Please Note: The support team will only deal with hardware faults if the hardware was provided by Zynstra.
Hardware fault resolution is the process of restoring a server to its normal operating state following a hardware component failure. The service commitments associated with the process of hardware fault resolution apply only if the hardware has been supplied as an integral part of the subscription; that is, the hardware was not purchased separately.
Hardware component failures are resolved using the HPE Care Pack that is associated with the Support Service. The terms and conditions associated with hardware failure resolution are those published by HPE for its Care Packs.
The hardware component failure resolution time is measured from the earlier of (a) the time that the Customer or Service Provider reported the fault to us, and (b) the time that we detected the fault using our automated monitoring tools. It is deemed to have been resolved when the server becomes ‘available’ for use again.
DISASTER RECOVERY
Disaster recovery (or DR) is the process of restoring a server to its normal operating state after a disaster with the software and data resident on the server being in its state at the time that the most recently Cloud Backup of that software and data commenced.
Please note that the Disaster recovery service is an optional product, and not available to all customers.
1. Achievement of the target recovery point service commitment will depend on the rate of change of data during the days immediately preceding the disaster event and on the available upload bandwidth to the Internet.
2. Achievement of the Cloud Recovery Time target will depend on the volume of customer data (files, databases, etc) on the server at the time of the last Cloud backup that was completed prior to the disaster event and on the number of distinct custom Virtual Machines that are present on the server at this time.

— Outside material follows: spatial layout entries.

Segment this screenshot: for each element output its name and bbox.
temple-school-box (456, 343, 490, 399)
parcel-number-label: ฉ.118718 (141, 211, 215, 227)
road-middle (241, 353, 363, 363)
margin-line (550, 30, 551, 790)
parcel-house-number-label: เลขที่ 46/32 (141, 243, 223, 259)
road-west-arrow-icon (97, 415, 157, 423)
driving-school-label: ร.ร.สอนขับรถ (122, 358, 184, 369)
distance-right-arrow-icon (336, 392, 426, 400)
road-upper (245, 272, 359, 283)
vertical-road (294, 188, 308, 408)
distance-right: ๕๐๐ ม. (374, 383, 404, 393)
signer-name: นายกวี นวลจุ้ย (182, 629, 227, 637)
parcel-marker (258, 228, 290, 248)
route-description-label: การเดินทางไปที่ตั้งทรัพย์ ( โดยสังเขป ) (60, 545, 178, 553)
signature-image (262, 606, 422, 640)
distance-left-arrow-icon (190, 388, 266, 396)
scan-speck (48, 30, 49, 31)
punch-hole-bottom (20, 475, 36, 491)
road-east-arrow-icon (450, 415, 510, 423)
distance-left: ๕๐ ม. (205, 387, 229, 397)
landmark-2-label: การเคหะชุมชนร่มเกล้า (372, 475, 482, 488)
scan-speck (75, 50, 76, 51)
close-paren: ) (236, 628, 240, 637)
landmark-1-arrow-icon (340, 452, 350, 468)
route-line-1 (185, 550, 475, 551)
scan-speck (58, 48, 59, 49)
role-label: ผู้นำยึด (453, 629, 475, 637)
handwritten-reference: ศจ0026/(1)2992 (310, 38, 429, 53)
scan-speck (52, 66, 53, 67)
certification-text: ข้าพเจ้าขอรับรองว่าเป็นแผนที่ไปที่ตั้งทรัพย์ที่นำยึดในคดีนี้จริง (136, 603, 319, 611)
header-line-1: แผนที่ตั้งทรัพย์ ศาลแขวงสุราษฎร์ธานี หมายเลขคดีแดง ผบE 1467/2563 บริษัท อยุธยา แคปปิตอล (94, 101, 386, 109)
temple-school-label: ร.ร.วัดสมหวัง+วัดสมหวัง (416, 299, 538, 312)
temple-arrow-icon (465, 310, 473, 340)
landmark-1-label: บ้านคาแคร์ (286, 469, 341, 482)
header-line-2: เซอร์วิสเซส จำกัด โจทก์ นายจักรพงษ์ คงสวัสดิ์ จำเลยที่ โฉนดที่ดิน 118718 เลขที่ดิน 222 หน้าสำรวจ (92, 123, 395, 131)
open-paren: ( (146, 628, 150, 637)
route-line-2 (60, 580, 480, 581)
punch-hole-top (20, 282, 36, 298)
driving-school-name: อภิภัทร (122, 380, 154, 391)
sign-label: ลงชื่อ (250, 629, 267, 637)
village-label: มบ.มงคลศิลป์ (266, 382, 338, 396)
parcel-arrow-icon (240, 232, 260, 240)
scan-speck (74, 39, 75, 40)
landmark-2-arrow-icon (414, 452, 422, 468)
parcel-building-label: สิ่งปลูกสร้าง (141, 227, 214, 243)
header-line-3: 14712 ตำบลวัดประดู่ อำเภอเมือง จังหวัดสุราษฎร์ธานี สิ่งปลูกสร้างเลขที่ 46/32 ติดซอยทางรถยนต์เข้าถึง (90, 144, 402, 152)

Data Recovery Point and Recovery Time
What do we mean by a ‘disaster’?
A disaster is an event which destroys or damages beyond repair a server or renders it inaccessible indefinitely. Examples of disasters include theft, flood or fire.
What do we mean by ‘disaster recovery’?
Disaster recovery (or DR) is the process of restoring a server to its normal operating state after a disaster with the software and data resident on the server being in its state at the time that the most recently Cloud Backup of that software and data commenced.
What are the key steps in the ‘disaster recovery’ process?
The first step in the recovery process is the rapid restoration of the Customer’s software and data into the Cloud so that it is accessible to the Customer there. We perform this restoration if requested by the Service Provider and endeavours to complete it within the specified Cloud Recovery Time for the Support Service.
The second step in the recovery process is the full restoration of the Customer’s software and data on a new server on the Customer’s premises (which may differ to the original premises if the premises were also damaged during the disaster event).
- If the server hardware was supplied by us, we will restore a server of identical specification on the Customer’s chosen premises, pre-loaded with all the Customer’s software and data that were on the server at the time the most recently completed Cloud Backup commenced. We will endeavour to complete this within the specified On-Premise RTO based on the Support Service that is applicable.
- If the server hardware was not supplied by as an integral part of the subscription but was purchased by the Service Provider or Customer, the hardware owner is responsible for the supply of identical new hardware following the disaster from the same party from whom the original hardware was purchased. We will restore the Customer’s software and data to the new hardware based on the state of the software and data at the time that the most recently completed Cloud Backup commenced. No commitment to the On-Premises Recovery Time is offered in this case as the speed of restoration will depend on the speed of sourcing of the new server hardware and on the Customer’s available download bandwidth. This is because the restoration can be performed remotely (with much higher available internet download bandwidth) by us if we have supplied the hardware - this leads to a much faster restoration time.